The 30-year-plus odyssey from cut rubylith and drafting tables to system-level design has brought profound changes.

Date Posted: June 10, 2002 12:00 AM

Logic synthesis represented a much more optimal way to translate and transform an abstract description of a circuit to a gate-level schematic than previous methods. That profoundly impacted the design process, notes Cadence's Vucurevich. For some time by the late 1980s, there had been the notion of the "tall, skinny designer," or a designer who had the insight and skills to take a project from conception all the way through realization. The design methodology brought to fruition in the ASIC age of logic synthesis re-established the division of labor between the front and back ends of the design process.

But synthesis advocates saw in the methodology potential to join these realms again through behavioral synthesis. This approach would start from a level above RTL, which is to say a purely behavioral description of the system, and go all the way down to gates. The idea harks back to Carver Mead's concept of silicon compilers. These were worked on for a time in the mid-1980s but ultimately abandoned as a less efficient, and less broadly applicable, alternative to synthesis.

Broad acceptance of synthesis brought with it an expanded design automation industry in the form of a raft of "point tools," or tools for specific verification and analysis tasks throughout the design flow. Throughout the '90s, the synthesis-based front-end flows were refined and improved to keep up with Moore's Law.

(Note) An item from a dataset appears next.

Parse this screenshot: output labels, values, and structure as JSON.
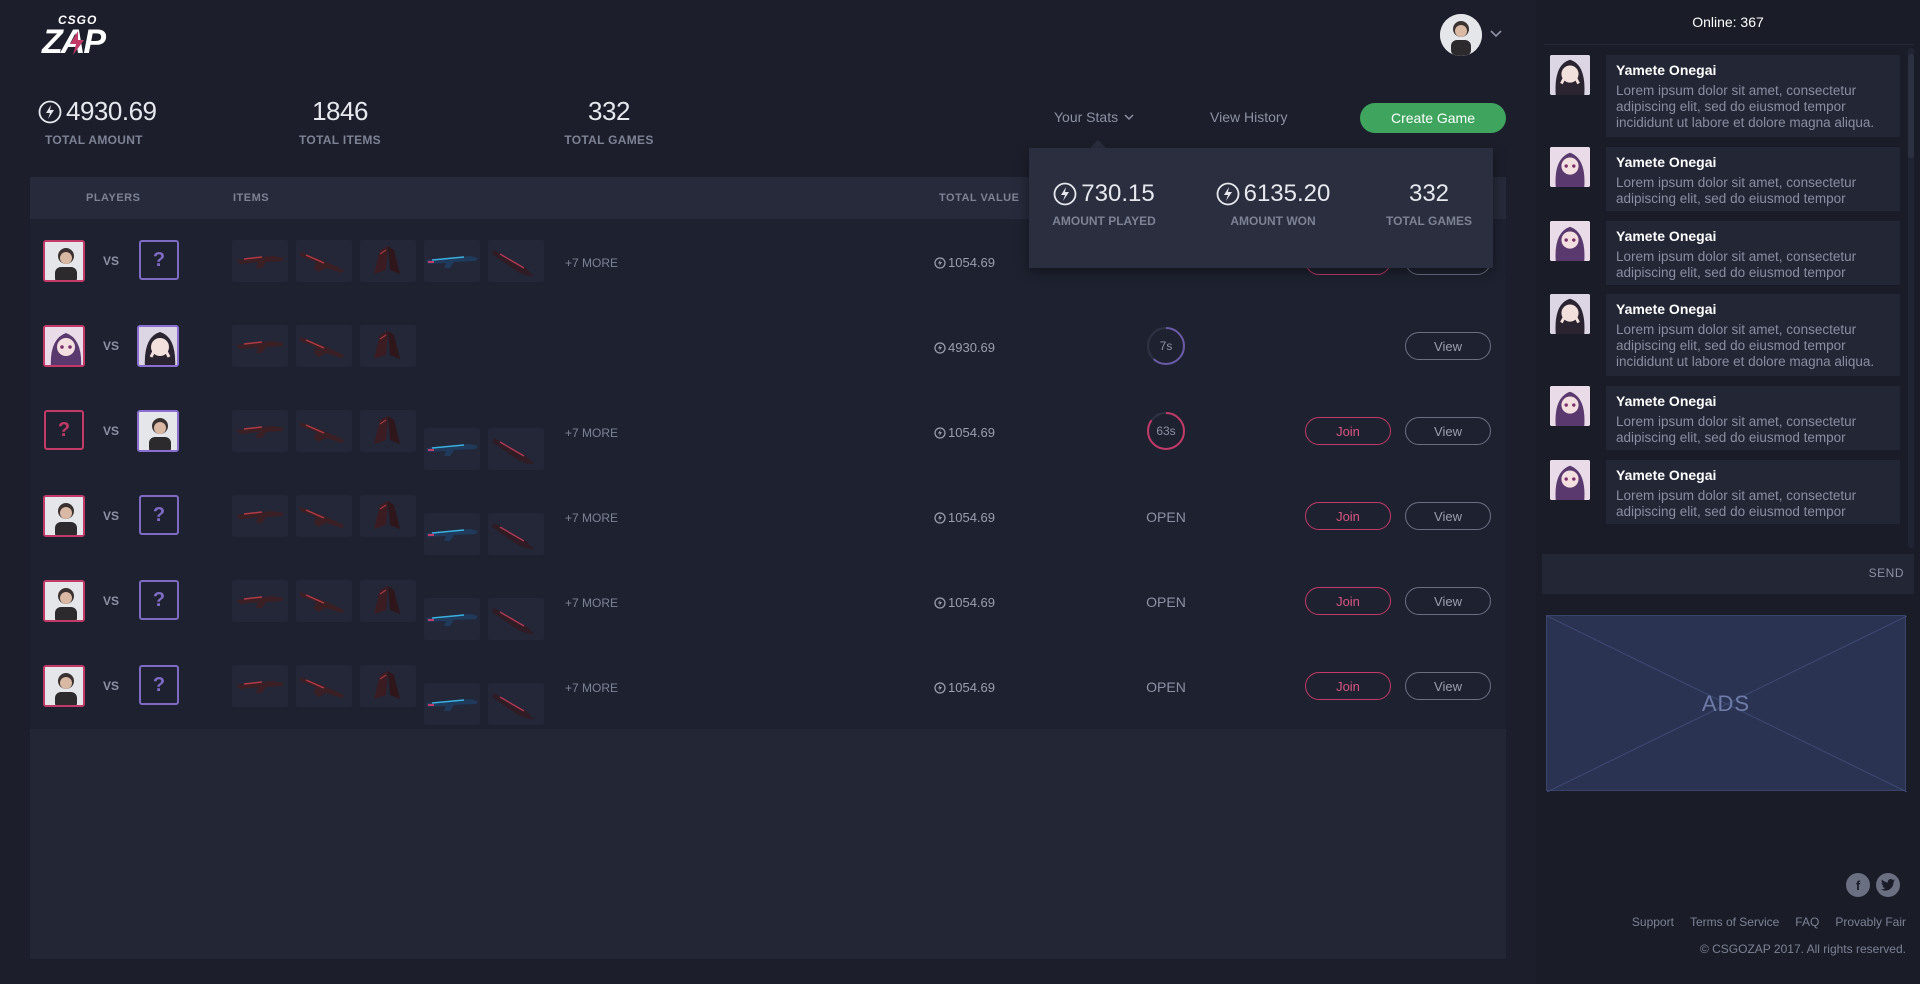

Today's engineers are on the verge of yet another sea change in the EDA landscape. A hallmark of the design automation evolution has been that it began at the lowest possible levels of abstraction, or the physical domain. The masking process saw design automation first. "That's because the most complex parts are the closest to the mask, which is where you have the most objects," says Synopsys' Camposano. It was far easier to create a database of polygons and print them on a plotter than to draw them by hand.

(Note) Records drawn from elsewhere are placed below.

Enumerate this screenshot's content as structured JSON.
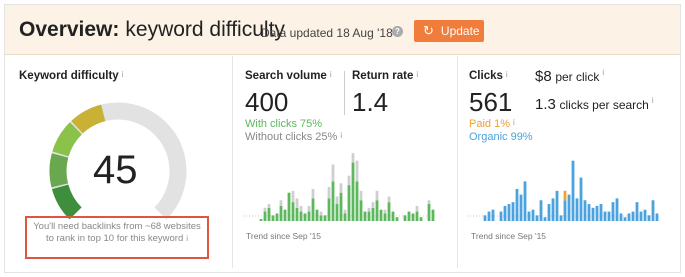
{
  "header": {
    "title_bold": "Overview:",
    "title_rest": "keyword difficulty",
    "data_updated": "Data updated 18 Aug '18",
    "help_glyph": "?",
    "update_icon": "refresh-icon",
    "update_label": "Update"
  },
  "keyword_difficulty": {
    "label": "Keyword difficulty",
    "info": "i",
    "value": "45",
    "gauge_level": 45,
    "gauge_colors": [
      "#3d8f3d",
      "#6aa84f",
      "#8bc34a",
      "#c8b135"
    ],
    "note_line1": "You'll need backlinks from ~68 websites",
    "note_line2": "to rank in top 10 for this keyword",
    "note_info": "i"
  },
  "search_volume": {
    "label": "Search volume",
    "info": "i",
    "value": "400",
    "with_clicks": "With clicks 75%",
    "without_clicks": "Without clicks 25%",
    "without_info": "i",
    "return_rate_label": "Return rate",
    "return_rate_info": "i",
    "return_rate_value": "1.4",
    "trend": "Trend since Sep '15"
  },
  "clicks": {
    "label": "Clicks",
    "info": "i",
    "value": "561",
    "cpc": "$8",
    "cpc_label": "per click",
    "cpc_info": "i",
    "cps": "1.3",
    "cps_label": "clicks per search",
    "cps_info": "i",
    "paid": "Paid 1%",
    "paid_info": "i",
    "organic": "Organic 99%",
    "trend": "Trend since Sep '15"
  },
  "colors": {
    "green_bar": "#5cb85c",
    "gray_bar": "#cfcfcf",
    "blue_bar": "#4aa3df",
    "orange_bar": "#f0a030",
    "green_text": "#5cb85c",
    "orange_text": "#f0a030",
    "blue_text": "#4aa3df",
    "accent": "#f07d3b"
  },
  "chart_data": [
    {
      "type": "bar",
      "series": [
        {
          "name": "With clicks",
          "values": [
            0,
            0,
            0,
            0,
            1,
            5,
            7,
            3,
            4,
            8,
            6,
            15,
            10,
            7,
            5,
            4,
            5,
            12,
            6,
            3,
            3,
            12,
            21,
            9,
            15,
            4,
            19,
            31,
            21,
            11,
            5,
            5,
            7,
            11,
            6,
            4,
            10,
            5,
            2,
            0,
            3,
            5,
            4,
            5,
            2,
            0,
            9,
            6
          ]
        },
        {
          "name": "Without clicks",
          "values": [
            0,
            0,
            0,
            0,
            0,
            2,
            2,
            0,
            0,
            3,
            0,
            0,
            6,
            5,
            3,
            0,
            3,
            5,
            0,
            2,
            0,
            6,
            9,
            4,
            5,
            2,
            5,
            5,
            11,
            5,
            0,
            2,
            3,
            5,
            0,
            2,
            3,
            0,
            0,
            0,
            0,
            0,
            0,
            3,
            0,
            0,
            2,
            0
          ]
        }
      ],
      "ylim": [
        0,
        35
      ],
      "xlabel": "Trend since Sep '15"
    },
    {
      "type": "bar",
      "series": [
        {
          "name": "Organic",
          "values": [
            0,
            0,
            0,
            0,
            3,
            5,
            6,
            0,
            5,
            8,
            9,
            10,
            17,
            14,
            21,
            5,
            6,
            3,
            11,
            2,
            9,
            12,
            16,
            3,
            11,
            14,
            32,
            12,
            23,
            11,
            9,
            7,
            8,
            9,
            5,
            5,
            10,
            12,
            4,
            2,
            4,
            5,
            10,
            5,
            6,
            3,
            11,
            4
          ]
        },
        {
          "name": "Paid",
          "values": [
            0,
            0,
            0,
            0,
            0,
            0,
            0,
            0,
            0,
            0,
            0,
            0,
            0,
            0,
            0,
            0,
            0,
            0,
            0,
            0,
            0,
            0,
            0,
            0,
            5,
            0,
            0,
            0,
            0,
            0,
            0,
            0,
            0,
            0,
            0,
            0,
            0,
            0,
            0,
            0,
            0,
            0,
            0,
            0,
            0,
            0,
            0,
            0
          ]
        }
      ],
      "ylim": [
        0,
        35
      ],
      "xlabel": "Trend since Sep '15"
    }
  ]
}
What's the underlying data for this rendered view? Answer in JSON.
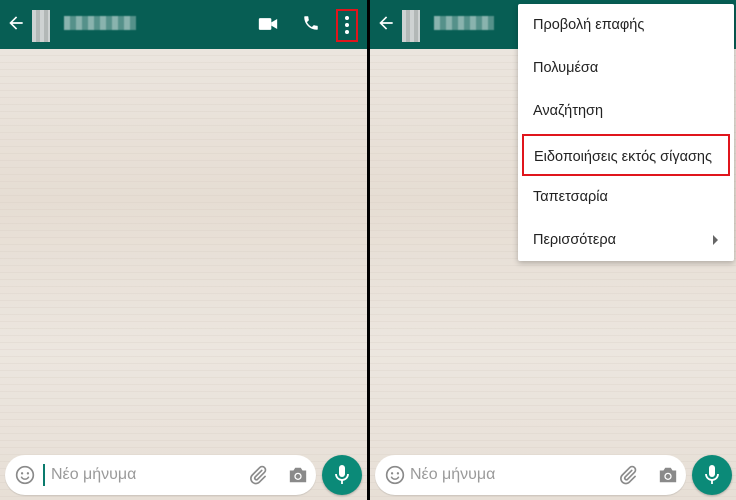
{
  "left": {
    "input_placeholder": "Νέο μήνυμα"
  },
  "right": {
    "input_placeholder": "Νέο μήνυμα",
    "menu": [
      {
        "label": "Προβολή επαφής"
      },
      {
        "label": "Πολυμέσα"
      },
      {
        "label": "Αναζήτηση"
      },
      {
        "label": "Ειδοποιήσεις εκτός σίγασης"
      },
      {
        "label": "Ταπετσαρία"
      },
      {
        "label": "Περισσότερα"
      }
    ]
  },
  "colors": {
    "toolbar": "#075e54",
    "accent": "#0b8a78",
    "highlight": "#e0151c"
  },
  "icons": [
    "back-arrow-icon",
    "video-call-icon",
    "voice-call-icon",
    "more-options-icon",
    "emoji-icon",
    "attach-icon",
    "camera-icon",
    "mic-icon",
    "submenu-arrow-icon"
  ]
}
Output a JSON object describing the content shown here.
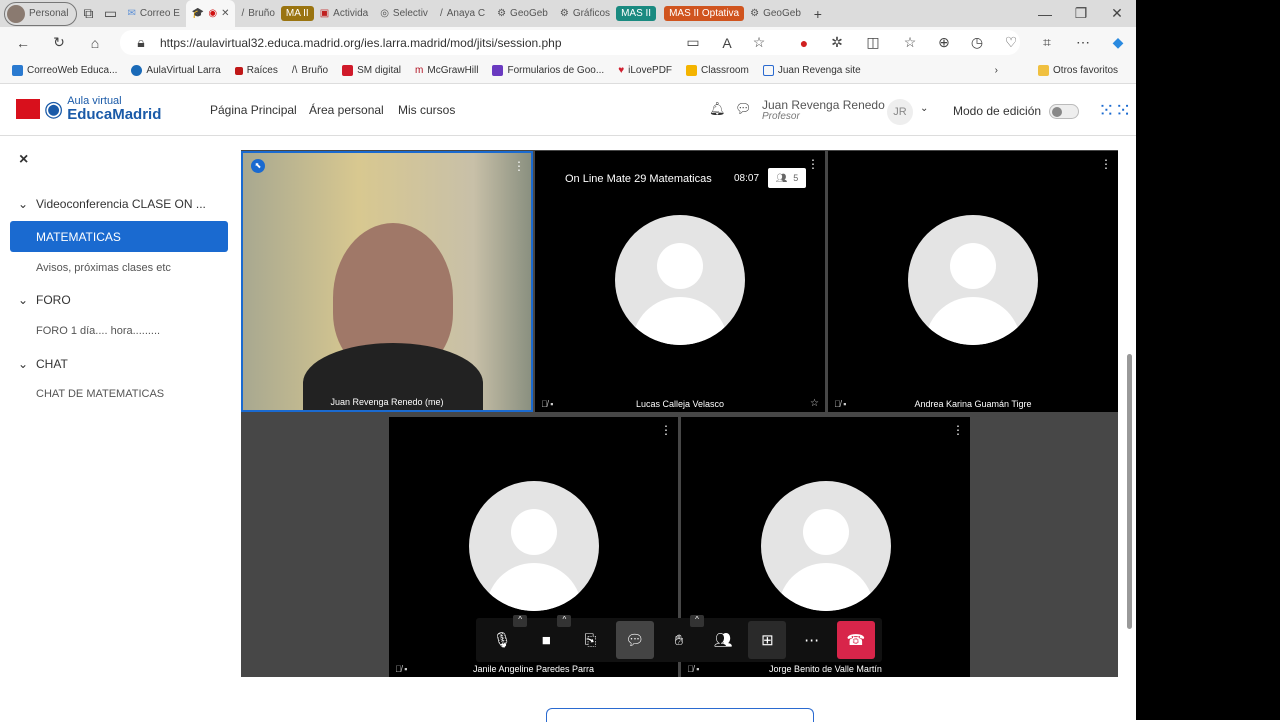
{
  "browser": {
    "profile": "Personal",
    "tabs": [
      "Correo E",
      "",
      "Bruño",
      "Activida",
      "Selectiv",
      "Anaya C",
      "GeoGeb",
      "Gráficos",
      "GeoGeb"
    ],
    "groups": [
      {
        "label": "MA II",
        "color": "#9a7410"
      },
      {
        "label": "MAS II",
        "color": "#1a8a80"
      },
      {
        "label": "MAS II Optativa",
        "color": "#d0541e"
      }
    ],
    "url": "https://aulavirtual32.educa.madrid.org/ies.larra.madrid/mod/jitsi/session.php",
    "bookmarks": [
      "CorreoWeb Educa...",
      "AulaVirtual Larra",
      "Raíces",
      "Bruño",
      "SM digital",
      "McGrawHill",
      "Formularios de Goo...",
      "iLovePDF",
      "Classroom",
      "Juan Revenga site"
    ],
    "other_favorites": "Otros favoritos"
  },
  "moodle": {
    "logo_top": "Aula virtual",
    "logo_bottom": "EducaMadrid",
    "nav": [
      "Página Principal",
      "Área personal",
      "Mis cursos"
    ],
    "user": "Juan Revenga Renedo",
    "role": "Profesor",
    "initials": "JR",
    "edit_mode": "Modo de edición"
  },
  "sidebar": {
    "close": "×",
    "items": [
      {
        "label": "Videoconferencia CLASE ON ...",
        "type": "section"
      },
      {
        "label": "MATEMATICAS",
        "type": "active"
      },
      {
        "label": "Avisos, próximas clases etc",
        "type": "item"
      },
      {
        "label": "FORO",
        "type": "section"
      },
      {
        "label": "FORO 1 día.... hora.........",
        "type": "item"
      },
      {
        "label": "CHAT",
        "type": "section"
      },
      {
        "label": "CHAT DE MATEMATICAS",
        "type": "item"
      }
    ]
  },
  "meeting": {
    "title": "On Line Mate 29 Matematicas",
    "time": "08:07",
    "participants": "5",
    "tiles": [
      "Juan Revenga Renedo (me)",
      "Lucas Calleja Velasco",
      "Andrea Karina Guamán Tigre",
      "Janile Angeline Paredes Parra",
      "Jorge Benito de Valle Martín"
    ]
  }
}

Place and route fell next because it was the next level up in terms of the number of objects to be handled. Then, once standard-cell methodologies were developed, logical design was the next target.

If we follow the thread, behavioral methodologies are the next obvious stage in automation. A new level of abstraction, higher than RTL, will allow system-level designers to specify the function they want, then have a wide range of implementation options. One initiative to watch in this area is the Metropolis initiative of the Gigascale Silicon Research Center, which strives to create a metamodel for functionality based on abstract algebra that assumes no form of implementation.

Meanwhile, today's cell-based ASIC-style design methodologies push forward into the system-on-a-chip (SoC) age. The clean handoff between the domains of logical and physical design that has been the dominant paradigm of the ASIC age is no longer so clean in the era of SoCs and ultra-deep-submicron (UDSM) silicon fabrication. In fact, it's collapsing quickly as the dominance of interconnect in delay calculations grows. Front-end designers can no longer "throw their designs over the wall" to designers who specialize in physical implementation without knowledge of how their work is expressed in silicon.

Thus, a new era has begun in design tools that merges the logical and physical (see this issue's cover story, p. 45). Going forward, there will be much more emphasis on signal integrity and analysis of physical effects at UDSM geometries. All of these issues are ways in which EDA tools will aid designers in conquering the complexity that's to come as silicon fabrication continues to keep pace with Gordon Moore's Law, 37 years old but still holding true.